Although presence of rotors in human AF was predicted, clinical demonstration of their presence has remained elusive. Because the mapping algorithm, specifically the phase analysis, was not disclosed in detail in this report, it may be appropriate to briefly review here the technique and its potential inherent limitations. The phase analysis of activation during fibrillation was pioneered by Gray et al¹² who used a lag-return method of voltage sensitive fluorescence time-series to determine the stage of the high resolution optical action potentials in their cycle and to show a never before seen self-organized rotors in the midst of fibrillation during ventricular fibrillation in rabbits. Chen et al employed the method for the first time in the sheep atria during AF to demonstrate non-random distribution of wavebreaks and how they relate to functional reentry (rotors).¹³ Subsequently, Warren et al^14,15 established a more mathematically rigorous approach of utilizing the Hilbert transform to calculate the optical action potential phases accounting for their multiple frequency components and the link between discrete rotor activity as a driver and the highest dominant frequency (DF)..^16,17

An important question is whether the results of phase analysis can be influenced by the mapping modality and technique employed: 1) Optical mapping of action potentials during AF is more suitable for phase analysis than the extracellular electrogram recordings which are subject to artifacts in signal morphology; 2) Far-field potentials, particularly due to ventricular activation, are essentially absent in optical mapping but often contaminates electrical recordings; 3) Simultaneous electrode-tissue contact with a basket catheter is often less than satisfactory at some, if not most, of the electrodes, limiting the fidelity of the data; 4) There is a marked difference between the typical resolution of optical mapping and panoramic electrocardiographic mapping using a basket catheter. During optical mapping the size of each pixel is usually <1 mm. Using the panoramic electrogram mapping with a basket catheter placed in a left atrium of 5 cm in diameter in the present case, rotational activity was reported at areas with ≥20 mm average inter-spline distance after spatial interpolation of phase data. However, during interpolation of phases there is an inherent bias toward detection of possibly non-existent rotors as the interpolation algorithm is devised to demonstrate mainly rotational activity. For example, if a focal discharge is located between 4 electrodes and the activation wave reaches each electrode at a different time sequentially, the interpolated Hilbert-based phase map is likely to display a rotational activity in the area between the electrodes. The interpolation problem can further be exacerbated by motion: Atrial tissue can move non-uniformly relative to the fixed electrodes of a basket catheter during cardiac and respiratory cycles. Since the phase representation of the voltage-time series highlights differences in activation time disregarding variation in voltage, any periodic motion of the tissue can translate into a wavebreak and a misleading notion of reentrant activity.
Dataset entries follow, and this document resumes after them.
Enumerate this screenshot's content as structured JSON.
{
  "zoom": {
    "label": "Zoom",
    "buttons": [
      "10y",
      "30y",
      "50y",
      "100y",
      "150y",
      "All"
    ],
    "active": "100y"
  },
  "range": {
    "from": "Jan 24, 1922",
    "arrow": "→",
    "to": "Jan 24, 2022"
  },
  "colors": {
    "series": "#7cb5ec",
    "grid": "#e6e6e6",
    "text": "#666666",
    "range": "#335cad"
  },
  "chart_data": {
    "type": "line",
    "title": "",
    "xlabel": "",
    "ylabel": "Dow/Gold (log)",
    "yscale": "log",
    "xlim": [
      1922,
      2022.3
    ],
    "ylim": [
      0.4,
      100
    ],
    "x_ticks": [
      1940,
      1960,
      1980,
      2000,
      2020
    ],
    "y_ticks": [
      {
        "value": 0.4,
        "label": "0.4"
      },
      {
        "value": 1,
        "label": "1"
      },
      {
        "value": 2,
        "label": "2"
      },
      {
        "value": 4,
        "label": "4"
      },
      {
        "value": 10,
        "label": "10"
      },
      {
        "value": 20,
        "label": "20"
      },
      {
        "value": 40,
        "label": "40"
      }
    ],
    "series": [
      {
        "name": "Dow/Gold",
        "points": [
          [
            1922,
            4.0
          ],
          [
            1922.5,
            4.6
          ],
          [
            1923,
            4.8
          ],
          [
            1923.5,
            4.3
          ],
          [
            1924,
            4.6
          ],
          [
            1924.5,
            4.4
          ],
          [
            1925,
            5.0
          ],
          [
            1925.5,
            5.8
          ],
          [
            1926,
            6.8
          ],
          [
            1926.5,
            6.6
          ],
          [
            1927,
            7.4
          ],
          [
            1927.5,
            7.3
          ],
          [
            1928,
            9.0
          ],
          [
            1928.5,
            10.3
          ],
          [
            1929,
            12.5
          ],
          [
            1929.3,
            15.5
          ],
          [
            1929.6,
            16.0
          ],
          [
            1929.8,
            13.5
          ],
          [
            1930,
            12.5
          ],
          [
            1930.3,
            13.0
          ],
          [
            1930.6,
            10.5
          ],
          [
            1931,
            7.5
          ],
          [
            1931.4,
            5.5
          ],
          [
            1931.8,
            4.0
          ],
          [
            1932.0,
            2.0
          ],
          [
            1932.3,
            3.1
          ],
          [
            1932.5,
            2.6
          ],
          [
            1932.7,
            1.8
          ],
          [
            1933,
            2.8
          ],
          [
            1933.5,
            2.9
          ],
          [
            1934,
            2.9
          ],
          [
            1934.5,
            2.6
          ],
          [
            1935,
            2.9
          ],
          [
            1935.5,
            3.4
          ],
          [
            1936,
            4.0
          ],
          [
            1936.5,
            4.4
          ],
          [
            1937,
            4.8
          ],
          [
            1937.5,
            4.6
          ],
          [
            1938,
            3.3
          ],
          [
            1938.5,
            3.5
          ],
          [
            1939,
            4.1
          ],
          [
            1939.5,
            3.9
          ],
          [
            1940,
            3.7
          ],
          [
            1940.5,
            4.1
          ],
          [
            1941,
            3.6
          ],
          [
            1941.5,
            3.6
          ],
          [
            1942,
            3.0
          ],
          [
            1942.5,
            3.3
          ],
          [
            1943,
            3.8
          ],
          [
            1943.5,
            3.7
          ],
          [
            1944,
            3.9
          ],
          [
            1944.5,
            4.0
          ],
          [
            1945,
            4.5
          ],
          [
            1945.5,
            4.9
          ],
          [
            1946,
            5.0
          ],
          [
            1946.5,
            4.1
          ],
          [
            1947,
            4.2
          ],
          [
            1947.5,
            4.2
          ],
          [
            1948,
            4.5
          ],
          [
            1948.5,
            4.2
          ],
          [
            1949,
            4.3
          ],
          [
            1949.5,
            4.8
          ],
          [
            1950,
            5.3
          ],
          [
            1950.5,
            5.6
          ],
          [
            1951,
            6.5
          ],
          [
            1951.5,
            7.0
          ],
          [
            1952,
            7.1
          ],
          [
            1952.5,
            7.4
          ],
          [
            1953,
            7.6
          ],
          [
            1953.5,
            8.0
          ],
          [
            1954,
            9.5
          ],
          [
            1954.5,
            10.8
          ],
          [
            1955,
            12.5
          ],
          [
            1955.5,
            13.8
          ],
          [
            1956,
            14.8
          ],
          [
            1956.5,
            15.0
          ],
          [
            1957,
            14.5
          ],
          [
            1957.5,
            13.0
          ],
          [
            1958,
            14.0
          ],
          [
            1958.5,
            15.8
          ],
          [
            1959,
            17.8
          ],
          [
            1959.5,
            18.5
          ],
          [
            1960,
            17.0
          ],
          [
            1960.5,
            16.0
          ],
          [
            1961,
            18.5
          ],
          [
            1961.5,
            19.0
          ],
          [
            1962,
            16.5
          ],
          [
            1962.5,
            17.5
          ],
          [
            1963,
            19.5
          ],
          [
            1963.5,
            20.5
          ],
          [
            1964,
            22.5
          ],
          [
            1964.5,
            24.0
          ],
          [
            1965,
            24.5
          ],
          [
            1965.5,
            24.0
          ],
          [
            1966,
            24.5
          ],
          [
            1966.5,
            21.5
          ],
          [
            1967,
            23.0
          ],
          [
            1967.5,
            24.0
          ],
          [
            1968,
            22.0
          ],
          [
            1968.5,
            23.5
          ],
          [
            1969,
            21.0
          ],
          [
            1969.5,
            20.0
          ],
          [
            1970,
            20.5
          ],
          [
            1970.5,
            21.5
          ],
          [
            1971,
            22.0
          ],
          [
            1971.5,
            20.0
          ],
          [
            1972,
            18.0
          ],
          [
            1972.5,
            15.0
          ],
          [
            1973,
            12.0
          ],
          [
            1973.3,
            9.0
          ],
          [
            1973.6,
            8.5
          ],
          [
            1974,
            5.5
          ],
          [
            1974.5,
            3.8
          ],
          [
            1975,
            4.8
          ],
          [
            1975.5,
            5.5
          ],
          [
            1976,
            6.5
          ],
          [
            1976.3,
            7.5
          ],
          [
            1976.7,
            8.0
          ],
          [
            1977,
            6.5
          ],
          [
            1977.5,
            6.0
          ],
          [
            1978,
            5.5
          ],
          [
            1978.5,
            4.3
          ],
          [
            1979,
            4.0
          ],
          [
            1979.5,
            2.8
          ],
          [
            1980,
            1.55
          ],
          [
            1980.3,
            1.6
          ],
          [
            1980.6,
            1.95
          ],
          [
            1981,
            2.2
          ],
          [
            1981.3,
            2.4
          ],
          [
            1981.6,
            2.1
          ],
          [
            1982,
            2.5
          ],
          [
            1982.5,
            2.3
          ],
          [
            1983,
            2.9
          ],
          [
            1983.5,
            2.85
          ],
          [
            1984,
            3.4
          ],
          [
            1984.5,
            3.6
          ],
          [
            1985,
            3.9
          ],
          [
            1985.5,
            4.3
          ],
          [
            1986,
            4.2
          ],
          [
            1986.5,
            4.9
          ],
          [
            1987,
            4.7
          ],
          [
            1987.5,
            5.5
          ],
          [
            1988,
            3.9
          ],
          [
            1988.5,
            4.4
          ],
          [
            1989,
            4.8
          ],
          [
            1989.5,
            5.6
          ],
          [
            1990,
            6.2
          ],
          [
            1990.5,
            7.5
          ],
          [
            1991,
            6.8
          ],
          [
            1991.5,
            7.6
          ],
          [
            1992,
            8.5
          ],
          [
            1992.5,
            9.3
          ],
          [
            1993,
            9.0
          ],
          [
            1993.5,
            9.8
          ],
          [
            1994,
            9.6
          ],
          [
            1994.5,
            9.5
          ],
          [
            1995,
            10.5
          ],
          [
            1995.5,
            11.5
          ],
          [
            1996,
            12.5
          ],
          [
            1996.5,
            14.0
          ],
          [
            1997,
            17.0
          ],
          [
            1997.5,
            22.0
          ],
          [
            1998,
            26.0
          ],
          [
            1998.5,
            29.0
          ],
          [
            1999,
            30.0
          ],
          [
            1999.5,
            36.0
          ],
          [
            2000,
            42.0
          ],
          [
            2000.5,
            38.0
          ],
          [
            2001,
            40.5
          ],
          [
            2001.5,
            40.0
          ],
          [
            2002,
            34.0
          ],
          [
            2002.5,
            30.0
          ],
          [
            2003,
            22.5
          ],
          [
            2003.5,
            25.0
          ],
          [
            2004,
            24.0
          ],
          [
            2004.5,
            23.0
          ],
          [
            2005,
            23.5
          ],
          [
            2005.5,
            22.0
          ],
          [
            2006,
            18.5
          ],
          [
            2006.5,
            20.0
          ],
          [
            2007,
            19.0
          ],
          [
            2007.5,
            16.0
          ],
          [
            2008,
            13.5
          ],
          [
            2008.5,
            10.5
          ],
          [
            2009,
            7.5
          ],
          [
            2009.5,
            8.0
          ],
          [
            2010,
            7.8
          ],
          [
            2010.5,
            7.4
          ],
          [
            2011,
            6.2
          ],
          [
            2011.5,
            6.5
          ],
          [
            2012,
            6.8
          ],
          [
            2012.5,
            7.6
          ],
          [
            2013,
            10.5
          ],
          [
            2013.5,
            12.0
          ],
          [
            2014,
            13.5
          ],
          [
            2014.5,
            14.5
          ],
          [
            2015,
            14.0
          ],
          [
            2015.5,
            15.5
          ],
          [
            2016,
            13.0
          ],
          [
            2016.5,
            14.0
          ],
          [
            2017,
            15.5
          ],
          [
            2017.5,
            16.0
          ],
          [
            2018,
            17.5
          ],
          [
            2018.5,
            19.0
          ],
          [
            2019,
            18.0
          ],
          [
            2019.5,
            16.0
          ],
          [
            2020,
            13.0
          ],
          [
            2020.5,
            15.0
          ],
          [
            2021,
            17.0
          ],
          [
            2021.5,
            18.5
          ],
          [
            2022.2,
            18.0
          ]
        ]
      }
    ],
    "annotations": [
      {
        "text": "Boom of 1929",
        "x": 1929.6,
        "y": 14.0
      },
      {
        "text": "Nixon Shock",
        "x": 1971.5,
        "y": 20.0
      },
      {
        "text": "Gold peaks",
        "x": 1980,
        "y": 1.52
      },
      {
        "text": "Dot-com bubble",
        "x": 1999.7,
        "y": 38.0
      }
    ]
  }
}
In conclusion, although it is not absolutely clear whether the AF driver in this patient was a focal discharge or a rotor, the report by Narayan et al has important implications: 1) It demonstrates the importance of full panoramic simultaneous mapping of electrical activation; 2) It suggests that a residual driver of AF following prior ablation attempts can be effectively identified; and 3) AF can be successfully eliminated by targeted ablation of a single driver capable of maintaining AF. Since ablation at the core of a rotor would not be expected to have any termination effect on rotational activity, it is likely that ablation in this report includes a large area that interfered with the path of rotational activation. The authors should be commended for a major step forward in applying phase analysis based on Hilbert transformation in near real-time mapping of drivers of AF in the human heart. However, the utility, efficacy and wide adoption of this method will largely depend on detailed analysis and validation of the mapping approach.